Cell were lysed using RIPA buffer supplemented with Halt Protease and Phosphatase Inhibitor Cocktail (ThermoFisher Scientific). Total protein concentration was determined using BCA protein assay kit (ThermoFisher Scientific) and 10–20 μg of total protein were loaded per lane. Proteins were separated by electrophoresis on 4%–12% NuPAGE Bis-Tris Mini Gel (Invitrogen), and transferred to nitrocellulose membranes using the Trans-Blot Turbo Transfer System (Bio-Rad). Membranes were incubated in primary antibodies at 4 °C overnight diluted as follows, BAP1 (Santa Cruz Biotechnology, sc-28383), 1:100; H2AK119Ub (Cell Signaling, 8240), 1:2000; RING1/RING1A (Cell Signaling, 2820), 1:250, (Origene, CF809319); RNF2/RING1B (Cell Signaling, 5694), 1:250, (Abcam, ab101273), 1:500; STING (Cell Signaling, 13647), 1:1000; 1:500; Actin (Cell Signaling, 4970), 1:2000. Corresponding HRP-conjugated secondary antibodies (mouse, Cell Signaling, 7076 and rabbit, Cell Signaling, 7074) were added and band intensities were visualized using the ChemiDoc MP Imaging system and Image Lab software (Bio-Rad).

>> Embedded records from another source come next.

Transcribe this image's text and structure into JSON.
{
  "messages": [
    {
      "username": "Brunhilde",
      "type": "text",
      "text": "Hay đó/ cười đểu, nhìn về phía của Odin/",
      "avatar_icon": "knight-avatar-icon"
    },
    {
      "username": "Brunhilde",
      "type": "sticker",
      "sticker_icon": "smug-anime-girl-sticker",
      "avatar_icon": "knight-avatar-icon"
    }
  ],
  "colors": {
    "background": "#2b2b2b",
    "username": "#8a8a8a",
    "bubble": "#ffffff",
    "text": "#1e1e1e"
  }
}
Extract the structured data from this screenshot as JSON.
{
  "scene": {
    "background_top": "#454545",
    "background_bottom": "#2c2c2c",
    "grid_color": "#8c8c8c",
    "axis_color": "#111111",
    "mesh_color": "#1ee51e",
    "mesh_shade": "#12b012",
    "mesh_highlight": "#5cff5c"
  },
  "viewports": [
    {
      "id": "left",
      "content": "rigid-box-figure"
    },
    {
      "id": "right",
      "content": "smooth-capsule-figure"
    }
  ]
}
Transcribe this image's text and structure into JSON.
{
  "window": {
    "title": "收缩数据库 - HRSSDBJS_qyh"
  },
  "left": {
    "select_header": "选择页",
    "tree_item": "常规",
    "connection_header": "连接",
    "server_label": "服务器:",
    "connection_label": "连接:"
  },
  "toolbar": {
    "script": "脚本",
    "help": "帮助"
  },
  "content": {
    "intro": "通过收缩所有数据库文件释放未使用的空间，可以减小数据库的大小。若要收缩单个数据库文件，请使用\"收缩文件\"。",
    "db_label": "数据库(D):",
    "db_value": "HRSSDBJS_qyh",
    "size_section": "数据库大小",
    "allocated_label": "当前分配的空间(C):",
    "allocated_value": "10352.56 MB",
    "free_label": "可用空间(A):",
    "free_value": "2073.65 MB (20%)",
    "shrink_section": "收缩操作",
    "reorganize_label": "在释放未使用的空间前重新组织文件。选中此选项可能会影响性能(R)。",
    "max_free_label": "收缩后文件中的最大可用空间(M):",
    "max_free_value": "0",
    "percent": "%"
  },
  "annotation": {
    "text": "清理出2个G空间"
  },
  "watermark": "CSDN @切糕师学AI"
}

TCGA-UM expression and patients survival data

Expression datasets from the TCGA-UM cohort were accessed through cbioportal (https://www.cbioportal.org/study/summary?id=uvm_tcga)91,92 and survival and metastasis datasets were obtained from Robertson et al.2 Overall survival of patients in the dataset with high and low STING (TMEM173), JARID2, RING1, ‘H2AK119Ub targets’ or ‘PRT-geneset’; full list shown in (Supplementary Data File 1) expression were compared using the log-rank test. For transcript levels of individual genes, the z-normalized expression data from the dataset was used, and for genesets, the average expression of all genes was used. Tumors were labeled as BAP1-diploid and BAP1-deleted based on BAP1 inferred copy number (cutoff value 0.2). Copy number and gene expression levels of BAP1, RING1, RNF2 and JARID2 were queried and plotted using cbioportal (Supplementary Fig. 6e).

Reporting summary

Further information on research design is available in the Nature Research Reporting Summary linked to this article.